“No,” said Onslow shortly, as a strange suspicion flashed through his brain, and he turned and hurried away.

Had Lucille been saved, and was this some fresh scheme on her part, some fresh web spinning to entangle him and keep him and Fenella apart?

He shivered slightly as he walked sharply away, feeling that he must by an accident have escaped from some new peril; and as he walked rapidly on through the crowded streets he saw nothing but the face of his fair young wife gazing at him reproachfully, but with a yearning look of forgiveness in her eyes.

“Yes, there must be forgiveness now,” he muttered feverishly; “I do not deserve it, but for Ronny’s sake. And she is waiting for me—waiting till I go to her and on my knees beg her to come, and she will come, for the sake of our darling boy.”

He was hurrying on with the busy tide of life eddying by his side, but his eyes had once more assumed their fixed, hypnotic look as he gazed straight before him, seeing the chamber in which his child lay dying, as it seemed, his little head tossing from side to side, while his monotonous, ceaseless cry was for his mother.

He had room but for one thought now, and that was to fetch Fenella to her boy’s bedside; and as the mental vision faded, and his countenance resumed its wonted aspect, the influence remained.

He hesitated for a few moments, thinking that he would first return to the hotel, but feeling that if the boy were worse he would not have the strength of mind to leave him, he forced himself in the other direction and made straight for the great station.

“It was madness to expect her to come here,” he kept on muttering. “It was my duty to fetch her to our child.”

His actions were almost mechanical, but throughout he felt as if some force other than his own natural impulse was urging him on in all that followed, though there seemed nothing unusual in the aspect of the careworn man who spoke to the inspector on the great platform, learned that the next London express started in half an hour, and then paced the flags slowly till he could take a ticket and his place in a corner of one of the coupés.

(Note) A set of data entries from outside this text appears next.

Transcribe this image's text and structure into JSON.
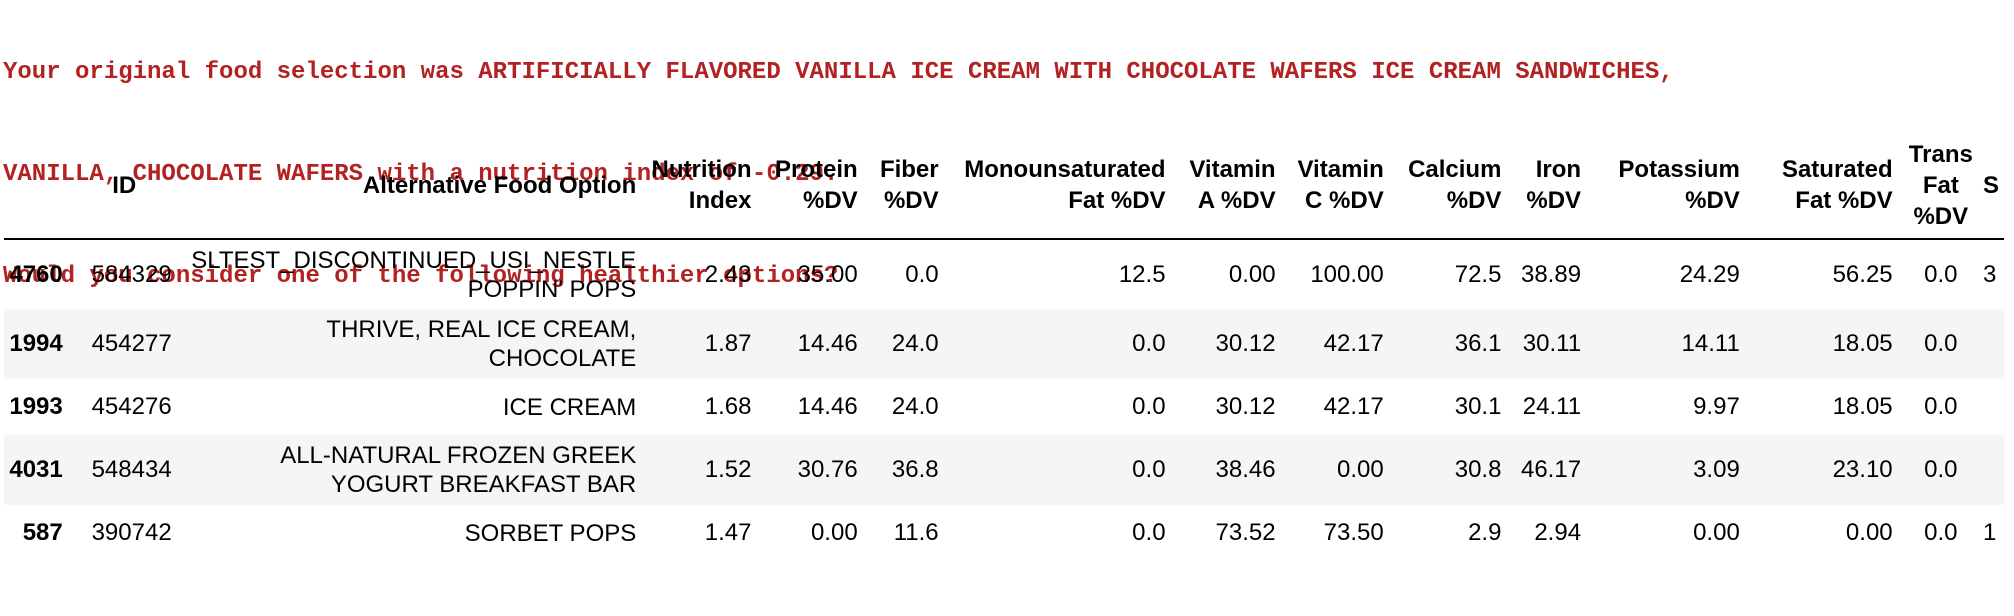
{
  "message": {
    "line1": "Your original food selection was ARTIFICIALLY FLAVORED VANILLA ICE CREAM WITH CHOCOLATE WAFERS ICE CREAM SANDWICHES,",
    "line2": "VANILLA, CHOCOLATE WAFERS with a nutrition index of -0.29.",
    "line3": "Would you consider one of the following healthier options?"
  },
  "table": {
    "columns": [
      {
        "l1": "",
        "l2": "",
        "l3": ""
      },
      {
        "l1": "ID",
        "l2": "",
        "l3": ""
      },
      {
        "l1": "Alternative Food Option",
        "l2": "",
        "l3": ""
      },
      {
        "l1": "Nutrition",
        "l2": "Index",
        "l3": ""
      },
      {
        "l1": "Protein",
        "l2": "%DV",
        "l3": ""
      },
      {
        "l1": "Fiber",
        "l2": "%DV",
        "l3": ""
      },
      {
        "l1": "Monounsaturated",
        "l2": "Fat %DV",
        "l3": ""
      },
      {
        "l1": "Vitamin",
        "l2": "A %DV",
        "l3": ""
      },
      {
        "l1": "Vitamin",
        "l2": "C %DV",
        "l3": ""
      },
      {
        "l1": "Calcium",
        "l2": "%DV",
        "l3": ""
      },
      {
        "l1": "Iron",
        "l2": "%DV",
        "l3": ""
      },
      {
        "l1": "Potassium",
        "l2": "%DV",
        "l3": ""
      },
      {
        "l1": "Saturated",
        "l2": "Fat %DV",
        "l3": ""
      },
      {
        "l1": "Trans",
        "l2": "Fat",
        "l3": "%DV"
      },
      {
        "l1": "S",
        "l2": "",
        "l3": ""
      }
    ],
    "rows": [
      {
        "index": "4760",
        "id": "584329",
        "food1": "SLTEST_DISCONTINUED_USI_NESTLE",
        "food2": "POPPIN' POPS",
        "nutrition_index": "2.43",
        "protein": "35.00",
        "fiber": "0.0",
        "mono_fat": "12.5",
        "vit_a": "0.00",
        "vit_c": "100.00",
        "calcium": "72.5",
        "iron": "38.89",
        "potassium": "24.29",
        "sat_fat": "56.25",
        "trans_fat": "0.0",
        "cut": "3"
      },
      {
        "index": "1994",
        "id": "454277",
        "food1": "THRIVE, REAL ICE CREAM,",
        "food2": "CHOCOLATE",
        "nutrition_index": "1.87",
        "protein": "14.46",
        "fiber": "24.0",
        "mono_fat": "0.0",
        "vit_a": "30.12",
        "vit_c": "42.17",
        "calcium": "36.1",
        "iron": "30.11",
        "potassium": "14.11",
        "sat_fat": "18.05",
        "trans_fat": "0.0",
        "cut": ""
      },
      {
        "index": "1993",
        "id": "454276",
        "food1": "ICE CREAM",
        "food2": "",
        "nutrition_index": "1.68",
        "protein": "14.46",
        "fiber": "24.0",
        "mono_fat": "0.0",
        "vit_a": "30.12",
        "vit_c": "42.17",
        "calcium": "30.1",
        "iron": "24.11",
        "potassium": "9.97",
        "sat_fat": "18.05",
        "trans_fat": "0.0",
        "cut": ""
      },
      {
        "index": "4031",
        "id": "548434",
        "food1": "ALL-NATURAL FROZEN GREEK",
        "food2": "YOGURT BREAKFAST BAR",
        "nutrition_index": "1.52",
        "protein": "30.76",
        "fiber": "36.8",
        "mono_fat": "0.0",
        "vit_a": "38.46",
        "vit_c": "0.00",
        "calcium": "30.8",
        "iron": "46.17",
        "potassium": "3.09",
        "sat_fat": "23.10",
        "trans_fat": "0.0",
        "cut": ""
      },
      {
        "index": "587",
        "id": "390742",
        "food1": "SORBET POPS",
        "food2": "",
        "nutrition_index": "1.47",
        "protein": "0.00",
        "fiber": "11.6",
        "mono_fat": "0.0",
        "vit_a": "73.52",
        "vit_c": "73.50",
        "calcium": "2.9",
        "iron": "2.94",
        "potassium": "0.00",
        "sat_fat": "0.00",
        "trans_fat": "0.0",
        "cut": "1"
      }
    ]
  }
}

The rest was dreamlike, and there were times when he became unconscious. It could hardly be called sleep. And at those moments, mingled with the rush and roar of the swift train, he could hear Ronny’s plaintive cry for her who would bring him back to life and health, while in the faint distance, as if beckoning him onward, there was Fenella’s sweet, half-reproachful face, waiting, always waiting until he should come.